A national push for a shorter working week, led by the government, would help reduce inequality and improve employee wellbeing, productivity and social cohesion, according to an academic study.
In a paper published in the Journal of Social Policy, sociologist Professor Heejung Chung argues that the adoption of shorter working weeks by individual employers is not enough to bring about changes to society’s approach to employment.
The paper states there is evidence showing how national policies on working hours have increased staff wellbeing and life satisfaction whilst reducing “work-family conflict”. For example, France introduced a move from a 39- to a 35-hour week in 2000, and Portugal legislated for a move from a 44- to a 40-hour week in 1996.
Prof Chung from the University of Kent’s School of Social Policy, Sociology and Social Research said: “Without a national move towards a four-day week, long-hours culture will continue to result in many societal costs. State-level interventions can adequately help to address some of the key challenges we face as a society.”
Shorter work week
The research suggests that long-hours cultures push societies to become “work-centric”, which can be detrimental for wellbeing, equality and social cohesion.
It says long-hours cultures encourage people to “pretend to work long hours to ensure their competitive edge in the organisation and the labour market as a whole”.

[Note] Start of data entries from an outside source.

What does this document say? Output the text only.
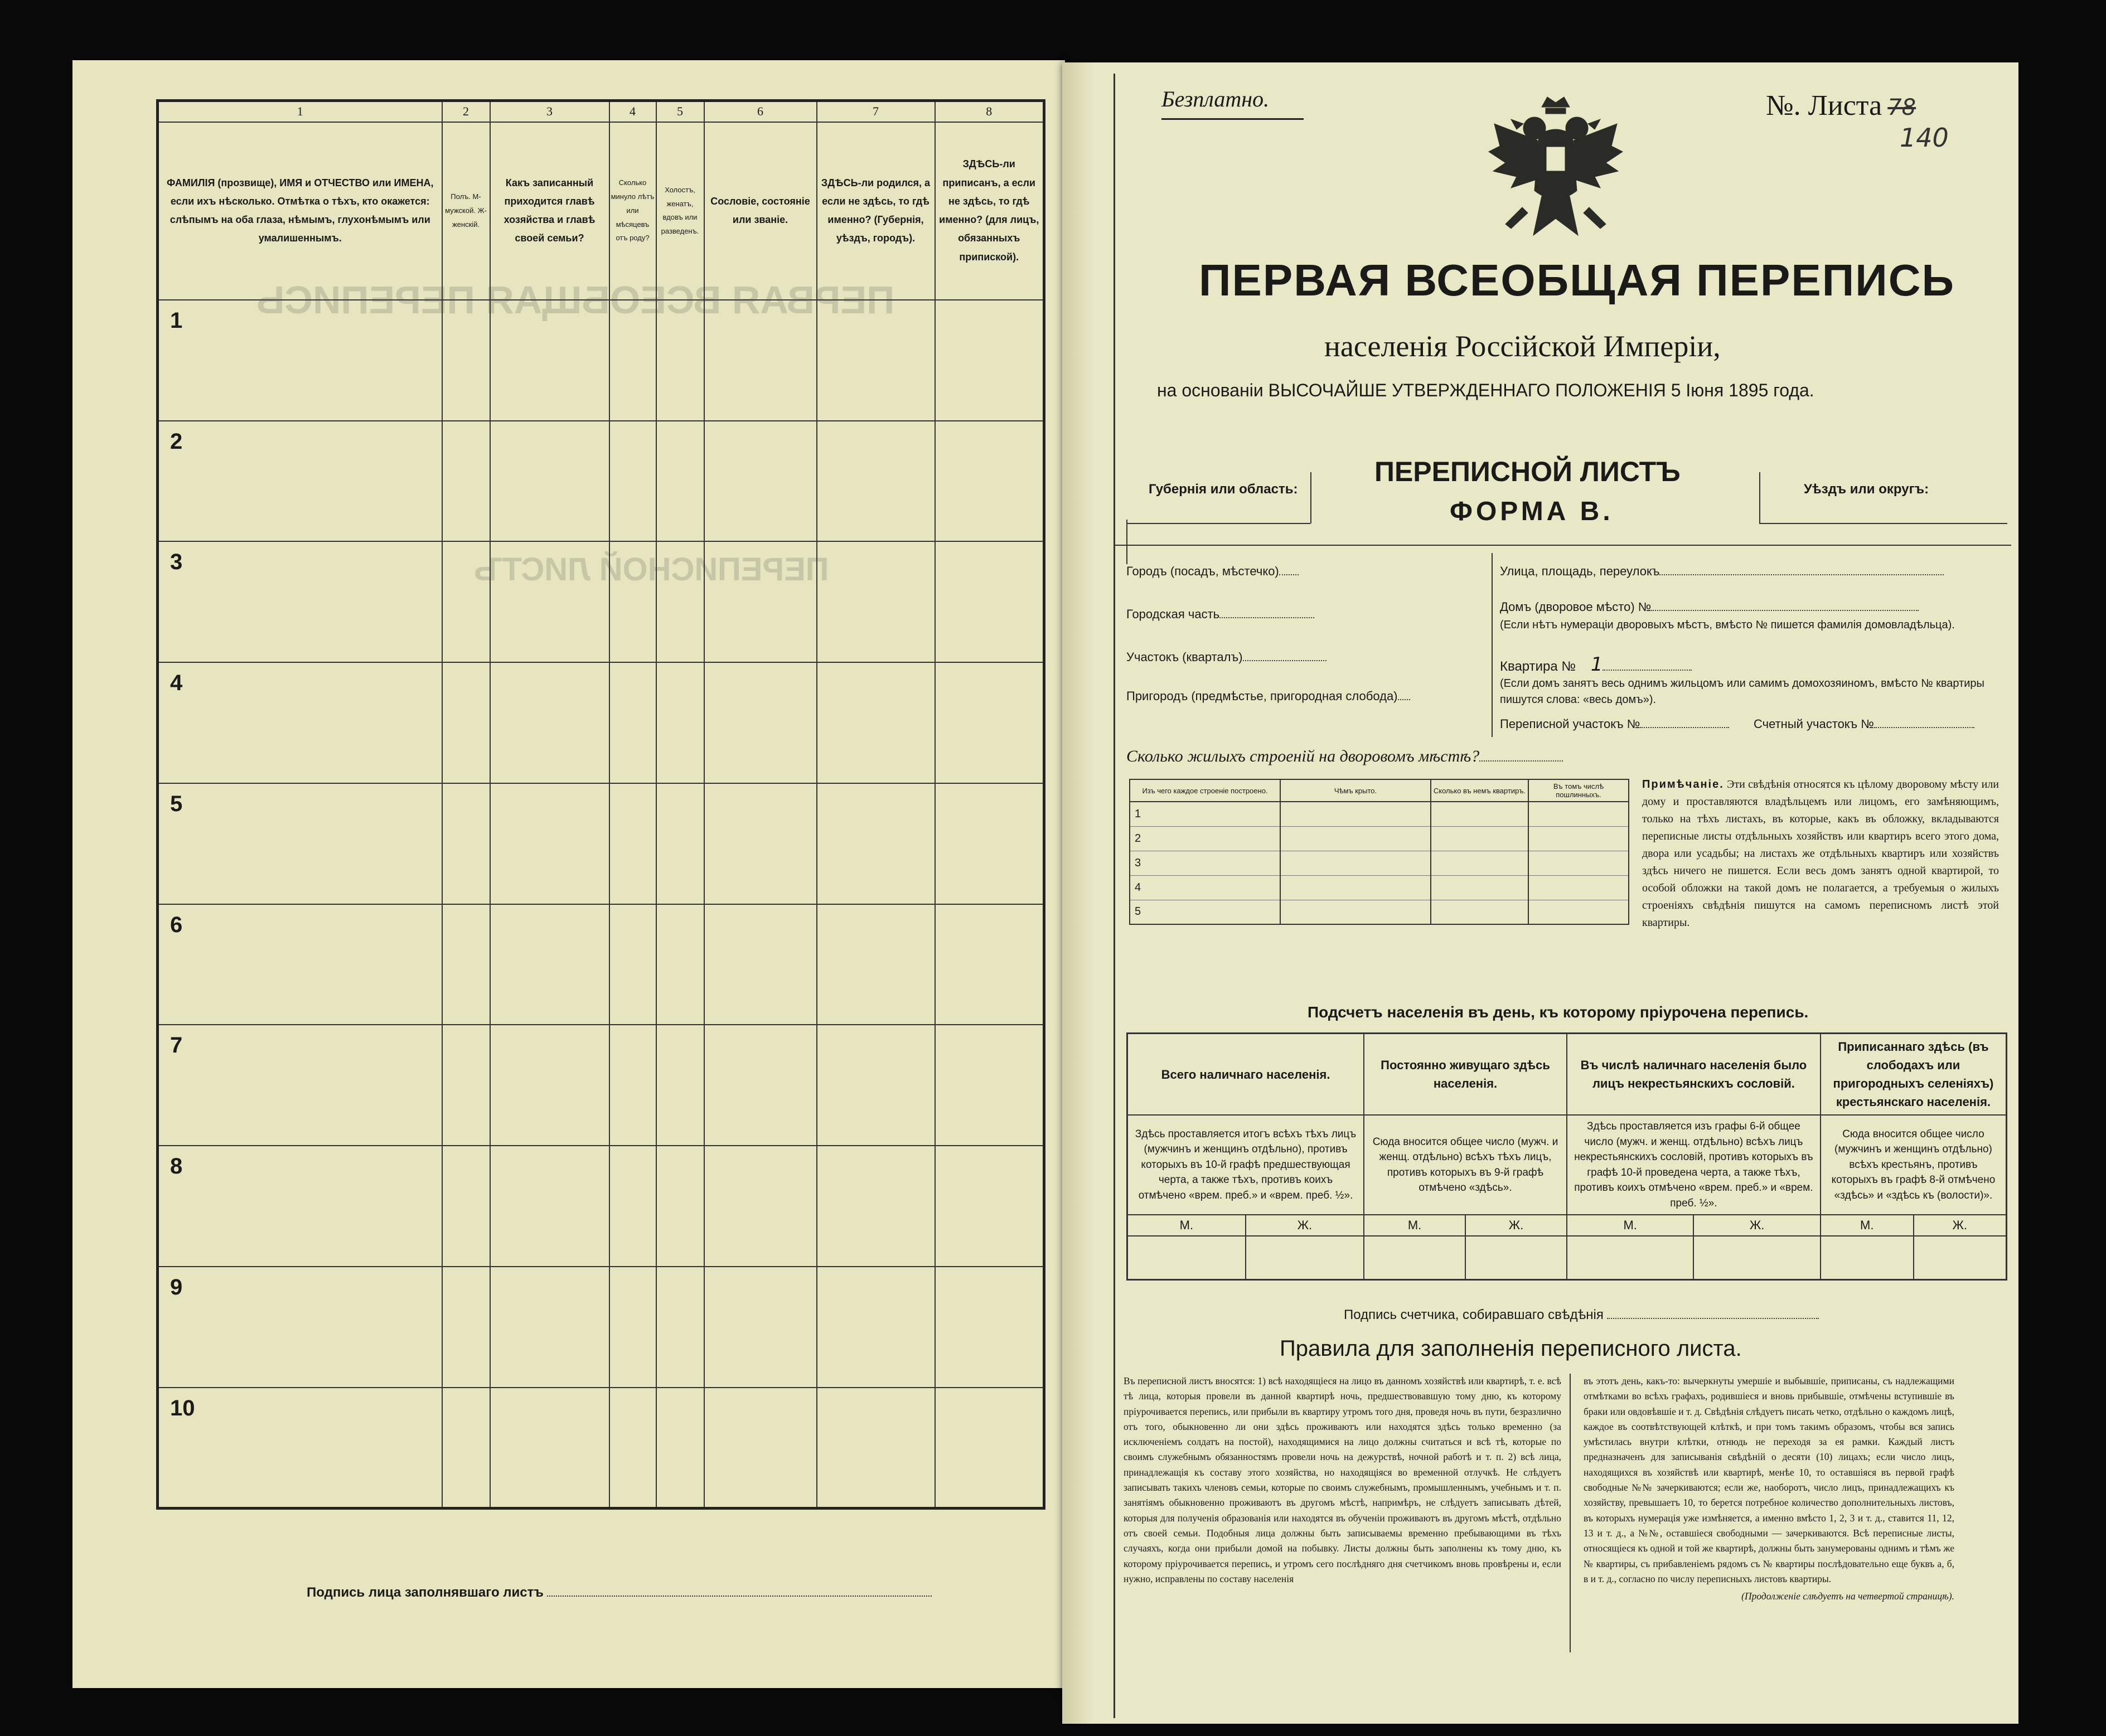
ПЕРВАЯ ВСЕОБЩАЯ ПЕРЕПИСЬ
ПЕРЕПИСНОЙ ЛИСТЪ
1	2	3	4	5	6	7	8
ФАМИЛІЯ (прозвище), ИМЯ и ОТЧЕСТВО или ИМЕНА, если ихъ нѣсколько. Отмѣтка о тѣхъ, кто окажется: слѣпымъ на оба глаза, нѣмымъ, глухонѣмымъ или умалишеннымъ.	Полъ. М-мужской. Ж-женскій.	Какъ записанный приходится главѣ хозяйства и главѣ своей семьи?	Сколько минуло лѣтъ или мѣсяцевъ отъ роду?	Холостъ, женатъ, вдовъ или разведенъ.	Сословіе, состояніе или званіе.	ЗДѢСЬ-ли родился, а если не здѣсь, то гдѣ именно? (Губернія, уѣздъ, городъ).	ЗДѢСЬ-ли приписанъ, а если не здѣсь, то гдѣ именно? (для лицъ, обязанныхъ припиской).
1							
2							
3							
4							
5							
6							
7							
8							
9							
10							
Подпись лица заполнявшаго листъ
Безплатно.	№. Листа 78
140
ПЕРВАЯ ВСЕОБЩАЯ ПЕРЕПИСЬ
населенія Россійской Имперіи,
на основаніи ВЫСОЧАЙШЕ УТВЕРЖДЕННАГО ПОЛОЖЕНІЯ 5 Іюня 1895 года.
Губернія или область:
ПЕРЕПИСНОЙ ЛИСТЪ
ФОРМА В.
Уѣздъ или округъ:
Городъ (посадъ, мѣстечко)
Городская часть
Участокъ (кварталъ)
Пригородъ (предмѣстье, пригородная слобода)
Улица, площадь, переулокъ
Домъ (дворовое мѣсто) №
(Если нѣтъ нумераціи дворовыхъ мѣстъ, вмѣсто № пишется фамилія домовладѣльца).
Квартира № 1
(Если домъ занятъ весь однимъ жильцомъ или самимъ домохозяиномъ, вмѣсто № квартиры пишутся слова: «весь домъ»).
Переписной участокъ №	Счетный участокъ №
Сколько жилыхъ строеній на дворовомъ мѣстѣ?
Изъ чего каждое строеніе построено.	Чѣмъ крыто.	Сколько въ немъ квартиръ.	Въ томъ числѣ пошлинныхъ.
1			
2			
3			
4			
5			
Примѣчаніе. Эти свѣдѣнія относятся къ цѣлому дворовому мѣсту или дому и проставляются владѣльцемъ или лицомъ, его замѣняющимъ, только на тѣхъ листахъ, въ которые, какъ въ обложку, вкладываются переписные листы отдѣльныхъ хозяйствъ или квартиръ всего этого дома, двора или усадьбы; на листахъ же отдѣльныхъ квартиръ или хозяйствъ здѣсь ничего не пишется. Если весь домъ занятъ одной квартирой, то особой обложки на такой домъ не полагается, а требуемыя о жилыхъ строеніяхъ свѣдѣнія пишутся на самомъ переписномъ листѣ этой квартиры.
Подсчетъ населенія въ день, къ которому пріурочена перепись.
Всего наличнаго населенія.		Постоянно живущаго здѣсь населенія.		Въ числѣ наличнаго населенія было лицъ некрестьянскихъ сословій.		Приписаннаго здѣсь (въ слободахъ или пригородныхъ селеніяхъ) крестьянскаго населенія.	
Здѣсь проставляется итогъ всѣхъ тѣхъ лицъ (мужчинъ и женщинъ отдѣльно), противъ которыхъ въ 10-й графѣ предшествующая черта, а также тѣхъ, противъ коихъ отмѣчено «врем. преб.» и «врем. преб. ½».		Сюда вносится общее число (мужч. и женщ. отдѣльно) всѣхъ тѣхъ лицъ, противъ которыхъ въ 9-й графѣ отмѣчено «здѣсь».		Здѣсь проставляется изъ графы 6-й общее число (мужч. и женщ. отдѣльно) всѣхъ лицъ некрестьянскихъ сословій, противъ которыхъ въ графѣ 10-й проведена черта, а также тѣхъ, противъ коихъ отмѣчено «врем. преб.» и «врем. преб. ½».		Сюда вносится общее число (мужчинъ и женщинъ отдѣльно) всѣхъ крестьянъ, противъ которыхъ въ графѣ 8-й отмѣчено «здѣсь» и «здѣсь къ (волости)».	
М.	Ж.	М.	Ж.	М.	Ж.	М.	Ж.

Подпись счетчика, собиравшаго свѣдѣнія
Правила для заполненія переписного листа.
Въ переписной листъ вносятся: 1) всѣ находящіеся на лицо въ данномъ хозяйствѣ или квартирѣ, т. е. всѣ тѣ лица, которыя провели въ данной квартирѣ ночь, предшествовавшую тому дню, къ которому пріурочивается перепись, или прибыли въ квартиру утромъ того дня, проведя ночь въ пути, безразлично отъ того, обыкновенно ли они здѣсь проживаютъ или находятся здѣсь только временно (за исключеніемъ солдатъ на постой), находящимися на лицо должны считаться и всѣ тѣ, которые по своимъ служебнымъ обязанностямъ провели ночь на дежурствѣ, ночной работѣ и т. п. 2) всѣ лица, принадлежащія къ составу этого хозяйства, но находящіяся во временной отлучкѣ. Не слѣдуетъ записывать такихъ членовъ семьи, которые по своимъ служебнымъ, промышленнымъ, учебнымъ и т. п. занятіямъ обыкновенно проживаютъ въ другомъ мѣстѣ, напримѣръ, не слѣдуетъ записывать дѣтей, которыя для полученія образованія или находятся въ обученіи проживаютъ въ другомъ мѣстѣ, отдѣльно отъ своей семьи. Подобныя лица должны быть записываемы временно пребывающими въ тѣхъ случаяхъ, когда они прибыли домой на побывку. Листы должны быть заполнены къ тому дню, къ которому пріурочивается перепись, и утромъ сего послѣдняго дня счетчикомъ вновь провѣрены и, если нужно, исправлены по составу населенія
въ этотъ день, какъ-то: вычеркнуты умершіе и выбывшіе, приписаны, съ надлежащими отмѣтками во всѣхъ графахъ, родившіеся и вновь прибывшіе, отмѣчены вступившіе въ браки или овдовѣвшіе и т. д. Свѣдѣнія слѣдуетъ писать четко, отдѣльно о каждомъ лицѣ, каждое въ соотвѣтствующей клѣткѣ, и при томъ такимъ образомъ, чтобы вся запись умѣстилась внутри клѣтки, отнюдь не переходя за ея рамки. Каждый листъ предназначенъ для записыванія свѣдѣній о десяти (10) лицахъ; если число лицъ, находящихся въ хозяйствѣ или квартирѣ, менѣе 10, то оставшіяся въ первой графѣ свободные №№ зачеркиваются; если же, наоборотъ, число лицъ, принадлежащихъ къ хозяйству, превышаетъ 10, то берется потребное количество дополнительныхъ листовъ, въ которыхъ нумерація уже измѣняется, а именно вмѣсто 1, 2, 3 и т. д., ставится 11, 12, 13 и т. д., а №№, оставшіеся свободными — зачеркиваются. Всѣ переписные листы, относящіеся къ одной и той же квартирѣ, должны быть занумерованы однимъ и тѣмъ же № квартиры, съ прибавленіемъ рядомъ съ № квартиры послѣдовательно еще буквъ а, б, в и т. д., согласно по числу переписныхъ листовъ квартиры.
(Продолженіе слѣдуетъ на четвертой страницѣ).
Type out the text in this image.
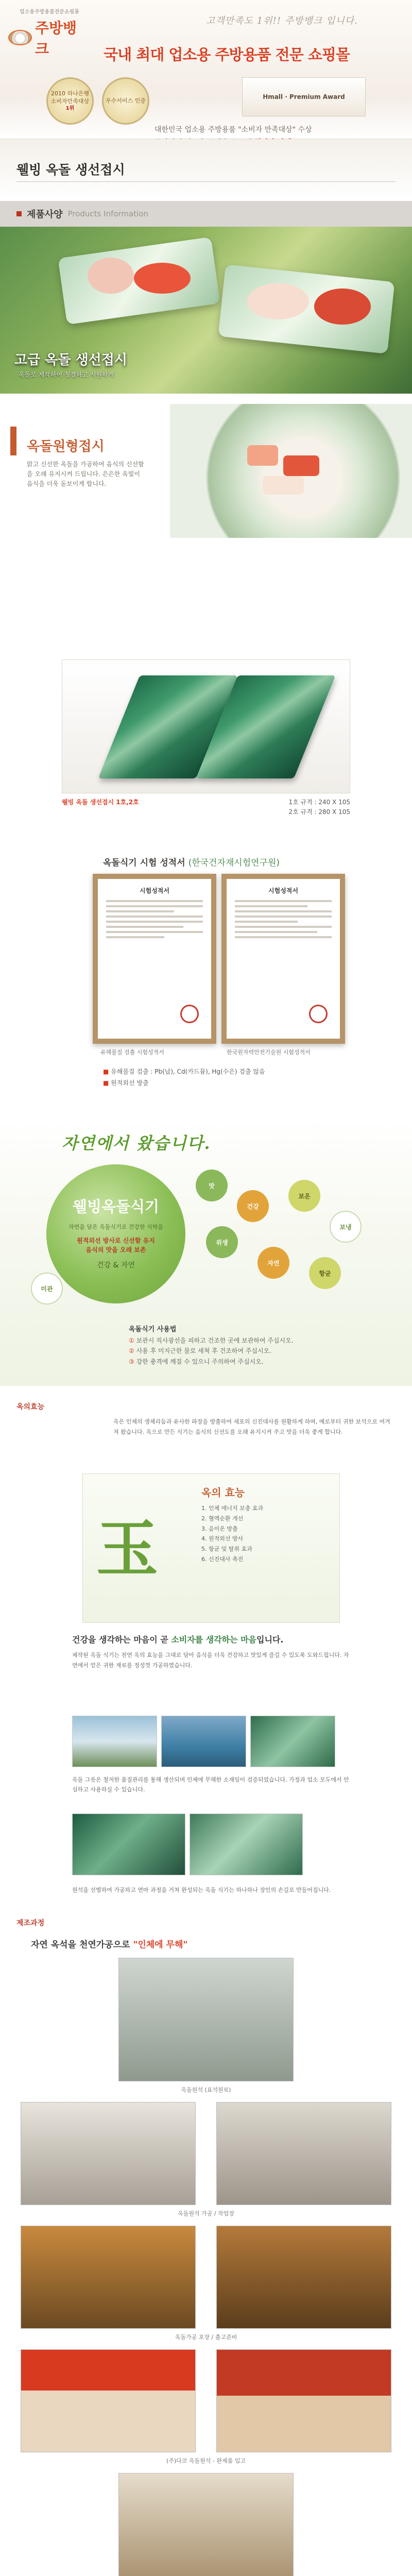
업소용주방용품전문쇼핑몰
주방뱅크
고객만족도 1위!! 주방뱅크 입니다.
국내 최대 업소용 주방용품 전문 쇼핑몰
2010 하나은행 소비자만족대상
1위
우수서비스 인증
Hmall · Premium Award
대한민국 업소용 주방용품 "소비자 만족대상" 수상
웰빙 옥돌 생선접시
제품사양 Products Information
고급 옥돌 생선접시
옥돌로 제작하여 청결하고 시원하게
옥돌원형접시
맑고 신선한 옥돌을 가공하여 음식의 신선함을 오래 유지시켜 드립니다. 은은한 옥빛이 음식을 더욱 돋보이게 합니다.
웰빙 옥돌 생선접시 1호,2호	1호 규격 : 240 X 105
2호 규격 : 280 X 105
옥돌식기 시험 성적서 (한국건자재시험연구원)
시험성적서	시험성적서
유해물질 검출 시험성적서	한국원자력안전기술원 시험성적서
■ 유해물질 검출 : Pb(납), Cd(카드뮴), Hg(수은) 검출 않음
■ 원적외선 방출
자연에서 왔습니다.
웰빙옥돌식기
자연을 담은 옥돌식기로 건강한 식탁을
원적외선 방사로 신선함 유지
음식의 맛을 오래 보존
건강 & 자연
맛
건강
보온
보냉
위생
자연
항균
미관
옥돌식기 사용법
① 보관시 직사광선을 피하고 건조한 곳에 보관하여 주십시오.
② 사용 후 미지근한 물로 세척 후 건조하여 주십시오.
③ 강한 충격에 깨질 수 있으니 주의하여 주십시오.
옥의효능
옥은 인체의 생체리듬과 유사한 파장을 방출하여 세포의 신진대사를 원활하게 하며, 예로부터 귀한 보석으로 여겨져 왔습니다. 옥으로 만든 식기는 음식의 신선도를 오래 유지시켜 주고 맛을 더욱 좋게 합니다.
玉
옥의 효능
1. 인체 에너지 보충 효과
2. 혈액순환 개선
3. 음이온 방출
4. 원적외선 방사
5. 항균 및 탈취 효과
6. 신진대사 촉진
건강을 생각하는 마음이 곧 소비자를 생각하는 마음입니다.

제작된 옥돌 식기는 천연 옥의 효능을 그대로 담아 음식을 더욱 건강하고 맛있게 즐길 수 있도록 도와드립니다. 자연에서 얻은 귀한 재료를 정성껏 가공하였습니다.

옥돌 그릇은 철저한 품질관리를 통해 생산되며 인체에 무해한 소재임이 검증되었습니다. 가정과 업소 모두에서 안심하고 사용하실 수 있습니다.
원석을 선별하여 가공하고 연마 과정을 거쳐 완성되는 옥돌 식기는 하나하나 장인의 손길로 만들어집니다.
제조과정
자연 옥석을 천연가공으로 "인체에 무해"
옥돌원석 (표석원료)
옥돌원석 가공 / 작업장
옥돌가공 포장 / 출고준비
(주)다코 옥돌원석 - 완제품 입고
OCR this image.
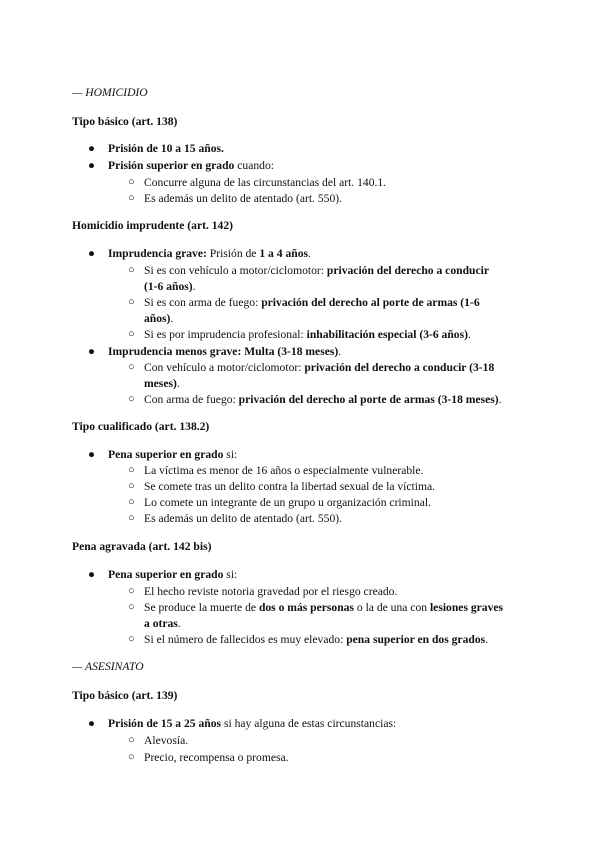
— HOMICIDIO
Tipo básico (art. 138)
● Prisión de 10 a 15 años.
● Prisión superior en grado cuando:
○ Concurre alguna de las circunstancias del art. 140.1.
○ Es además un delito de atentado (art. 550).
Homicidio imprudente (art. 142)
● Imprudencia grave: Prisión de 1 a 4 años.
○ Si es con vehículo a motor/ciclomotor: privación del derecho a conducir
(1-6 años).
○ Si es con arma de fuego: privación del derecho al porte de armas (1-6
años).
○ Si es por imprudencia profesional: inhabilitación especial (3-6 años).
● Imprudencia menos grave: Multa (3-18 meses).
○ Con vehículo a motor/ciclomotor: privación del derecho a conducir (3-18
meses).
○ Con arma de fuego: privación del derecho al porte de armas (3-18 meses).
Tipo cualificado (art. 138.2)
● Pena superior en grado si:
○ La víctima es menor de 16 años o especialmente vulnerable.
○ Se comete tras un delito contra la libertad sexual de la víctima.
○ Lo comete un integrante de un grupo u organización criminal.
○ Es además un delito de atentado (art. 550).
Pena agravada (art. 142 bis)
● Pena superior en grado si:
○ El hecho reviste notoria gravedad por el riesgo creado.
○ Se produce la muerte de dos o más personas o la de una con lesiones graves
a otras.
○ Si el número de fallecidos es muy elevado: pena superior en dos grados.
— ASESINATO
Tipo básico (art. 139)
● Prisión de 15 a 25 años si hay alguna de estas circunstancias:
○ Alevosía.
○ Precio, recompensa o promesa.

Campaigners, including those behind a six-month trial of a four-day week set to begin in June, have argued that a shorter week with no loss of pay will improve productivity, but Prof Chung’s paper states that it will also help address urgent societal problems, including the “stigmatisation” of staff who cannot put in long hours or people not in employment.
“Workers using flexible working arrangements are stigmatised because, by using family-friendly arrangements, it signals to others (managers and colleagues) that you have other responsibilities outside of work, limiting your capacity to devote yourself (completely) to work. The irony here is that despite the fact that those who work flexibly, and workers who have better work-life balance, can be more productive and are more committed to the company,” the paper states.
It says the average hours of a male full-time employee in the UK is one of the highest of all European countries (43.7 hours a week in 2019). It cites research from the TUC that found close to 3.5 million people, or 13% of total workforce, put in over 48 hours a week in 2016, much of it as unpaid overtime.
“This can be largely explained by the ideal worker culture dominating our societies, where someone who prioritises work above all else and does not have any other responsibilities outside of work is considered to be the model of a productive and committed worker,” the paper adds.
It warns that relying on employer-led approaches “may result in more segmentation – as we’ve seen in regards to family policy implementations”.
Chung writes: “State intervention can provide a nudge for companies to value workers’ time, and think about what a more efficient use of it is. We have seen some success of such an approach in France, Portugal, and more recently in Korea by imposing restrictions on working hours.
“Law restricting the maximum numbers of working hours, as well as increasing overtime premiums (e.g. by setting overtime premiums of hours worked beyond the four-day/32 hour-week), can be useful in accelerating changes in organisations and the labour market as a whole.”